メロスとは、あの人質の件が最初の出会いである。それから彼はシラクスの町に来ると、律儀にも親友の弟子たちに簡単な手土産を持っていくことが度々あったのだ。
「イメチェンにしては思い切ったっスね……ぷぷっ……に、にあって……ブファッ、アハハッ、ちょ、これ反則っスよぉ、ギャハハハッ、超腹痛てぇ!」
「こらこら、笑いすぎだぞ。フィロストラトス」
いつもながら言い難い名前だなぁ、なんて思いながらメロスは言った。
その顔は渋面のくせに眉が下がりきっており、さらに殴打された痕なんぞある。
「それにしても。えらく男前になりましたねぇ」
「ほんとにそう思うか?」
「いえ、ぜーんぜん。マジでヤバいですよ、その顔」
「フィロストラトス君……」
この少年はどうも、メロスを馬鹿にしてるような節がある。
しかしそれも仕方ないのだ。
尊敬する師を突然人質にして、挙句の果てには全裸で帰ってくる意味不明さ。
彼の中ではすっかり『変(態)なオジサン』のイメージがついてしまったらしい。
「そりゃあ妹さんもブチ切れますって。っていうか、前から思ってましたけど。メロスさんってホントに馬鹿なんスね」
「き、君、辛辣すぎないか……」
――激怒した妹に丸刈りにされ、家から放り出されたメロスはその足でシラクスにやってきた。
しかし目的は王宮ではない。
「先生も先生っスよねぇ。なんでこんなオッサン、雇っちまったんだろ」
少年はぼやく。
こともあろうに、メロスが向かったのはセリヌンティウスの所だった。
そしてその場で土下座して叫んだのだ。
弟子にしてくれ、と。
「てか、メロスさん。石工の経験とかあります?」
「ない」
「物を作ったりとかは」
「昔、戸を直そうとしたら粉々になった」
「でもさすがに石は」
「酔って石像とレスリングしてぶっ壊したことならある。確か、この町の広場にある……」
「――っ、それ、あの石像じゃないっスかぁぁッ!!!」
そう言えば数年前、謎の石像破壊事件があった。
見上げるほどの大きなもので、到底人の仕業じゃない。バケモノだ、怪異だと市民を恐怖のどん底におとしいれた出来事。

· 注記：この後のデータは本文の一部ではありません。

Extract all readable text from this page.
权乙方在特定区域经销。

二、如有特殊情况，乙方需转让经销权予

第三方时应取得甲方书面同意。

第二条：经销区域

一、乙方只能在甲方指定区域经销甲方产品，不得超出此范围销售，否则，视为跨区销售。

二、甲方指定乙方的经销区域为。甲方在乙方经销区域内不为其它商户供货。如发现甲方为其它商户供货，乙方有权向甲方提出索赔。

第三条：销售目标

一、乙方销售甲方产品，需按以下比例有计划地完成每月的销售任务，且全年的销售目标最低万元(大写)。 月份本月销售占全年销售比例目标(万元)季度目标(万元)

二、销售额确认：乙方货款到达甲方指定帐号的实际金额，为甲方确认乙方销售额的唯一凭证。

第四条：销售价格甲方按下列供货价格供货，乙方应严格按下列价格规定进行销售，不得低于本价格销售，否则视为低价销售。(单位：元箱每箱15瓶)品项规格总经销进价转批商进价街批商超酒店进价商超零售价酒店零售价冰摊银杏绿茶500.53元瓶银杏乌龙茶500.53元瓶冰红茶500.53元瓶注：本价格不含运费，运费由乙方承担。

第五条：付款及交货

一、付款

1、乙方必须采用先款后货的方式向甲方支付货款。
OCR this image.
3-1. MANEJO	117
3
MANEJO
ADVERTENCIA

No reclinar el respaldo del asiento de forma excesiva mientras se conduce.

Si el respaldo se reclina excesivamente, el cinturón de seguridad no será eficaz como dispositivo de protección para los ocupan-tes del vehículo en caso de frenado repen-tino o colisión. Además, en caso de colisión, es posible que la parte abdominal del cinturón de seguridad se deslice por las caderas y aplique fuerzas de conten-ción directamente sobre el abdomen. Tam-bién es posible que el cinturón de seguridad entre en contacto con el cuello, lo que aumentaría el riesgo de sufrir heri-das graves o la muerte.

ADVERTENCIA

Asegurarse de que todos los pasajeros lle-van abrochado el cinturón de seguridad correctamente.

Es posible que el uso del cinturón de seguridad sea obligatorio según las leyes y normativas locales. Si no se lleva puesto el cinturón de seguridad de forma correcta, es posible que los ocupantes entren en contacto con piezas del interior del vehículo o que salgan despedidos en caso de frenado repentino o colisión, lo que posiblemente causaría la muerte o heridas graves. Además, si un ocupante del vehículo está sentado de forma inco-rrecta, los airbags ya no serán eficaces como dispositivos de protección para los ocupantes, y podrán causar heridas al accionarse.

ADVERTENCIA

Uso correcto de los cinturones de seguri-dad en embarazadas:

まだ幼かった弟がたいそう怯えて家族全員、本当に大変だった。
まさかその犯人が、こうして目の前にいたとは――彼はこのままメロスを昏倒させてやろうかと一瞬思う。
「と、ともかく。メロスさんはズブの素人ってことっスね?」
「うむ。よろしくな」
爽やかな挨拶と共に突き出された、でかい岩のような手。
(セリヌンティウス先生、なに考えてんのかなぁ)
つくづく大人って分からない、フィロストラトスは大きなため息をついた。